A Península de Setúbal na sua vertente ligada ao mar e à água tem, como aqui foi evidenciado, enormes recursos e potencialidades excepcionais para o desenvolvimento de um conjunto de actividades económicas e turísticas que, se devidamente valorizadas, dariam um importante contributo para o desenvolvimento da região e do país.

Temos referenciado, nomeadamente no âmbito da nossa proposta de criação de um Plano Integrado da Península de Setúbal, a importância de dar corpo a um Programa de valorização do Potencial Oceânico e Estuarino, a pensar naturalmente no estuário do Sado e num Programa de Desenvolvimento Turístico que afirmasse a Costa Azul como um destino de excelência e ao mesmo tempo tirasse todo o partido das potencialidades que o Estuário do Sado encerra, não apenas para o desenvolvimento do turismo sustentável, mas também para o desenvolvimento de outras actividades sócio-económicas.

Vieram aqui exemplos de tais possibilidades, tal como vieram as preocupações acerca das opções do Plano de Ordenamento para a Reserva Natural do Estuário do Sado que não tem em conta a visão de desenvolvimento local e os interesses das populações.

É o mesmo poder que impõe a co-inceneração com os impactos negativos conhecidos no Parque Natural da Arrábida, que é incapaz de promover e conciliar as medidas necessárias para a protecção do património natural com o indispensável desenvolvimento turístico e económico da região.

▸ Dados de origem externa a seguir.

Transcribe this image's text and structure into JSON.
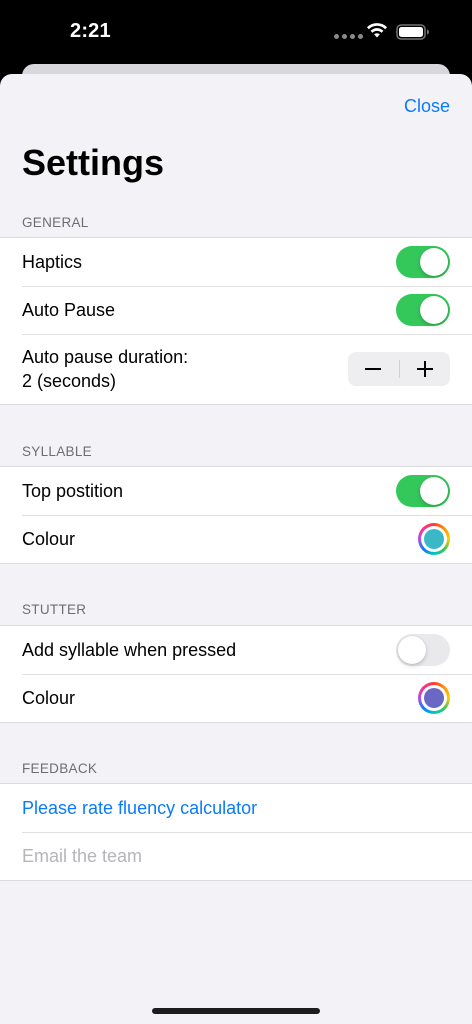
{
  "status_bar": {
    "time": "2:21",
    "icons": [
      "signal-dots-icon",
      "wifi-icon",
      "battery-icon"
    ]
  },
  "header": {
    "close_label": "Close",
    "title": "Settings"
  },
  "colors": {
    "accent": "#0a7aff",
    "toggle_on": "#34c759",
    "syllable_colour": "#3ab8c8",
    "stutter_colour": "#6a68c4"
  },
  "general": {
    "header": "GENERAL",
    "haptics_label": "Haptics",
    "haptics_on": true,
    "auto_pause_label": "Auto Pause",
    "auto_pause_on": true,
    "duration_line1": "Auto pause duration:",
    "duration_line2": "2 (seconds)"
  },
  "syllable": {
    "header": "SYLLABLE",
    "top_position_label": "Top postition",
    "top_position_on": true,
    "colour_label": "Colour"
  },
  "stutter": {
    "header": "STUTTER",
    "add_syllable_label": "Add syllable when pressed",
    "add_syllable_on": false,
    "colour_label": "Colour"
  },
  "feedback": {
    "header": "FEEDBACK",
    "rate_label": "Please rate fluency calculator",
    "email_label": "Email the team"
  }
}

É a mesma visão centralista que quer impor uma solução para as Regiões de Turismo que põe em causa a identidade das regiões, como a Costa Azul, para impor o seu controlo sobre as Comissões de Turismo, à margem e contra o poder local e da afirmação das identidades patrimoniais e culturais locais com a liquidação da marca construída e afirmada por anos de trabalho.

Também nesta matéria temos alternativa. Uma alternativa que respeita a natureza das Comissões de Turismo como emanação local, com o reforço do seu papel e com a densificação do quadro das suas competências. Esse é o sentido da nossa proposta de Lei já presente na Assembleia da República.  

Este debate revela que há outros caminhos, outras soluções para o desenvolvimento do país e das regiões, para o aumento da criação de riqueza e do emprego, para o desenvolvimento sustentado do país.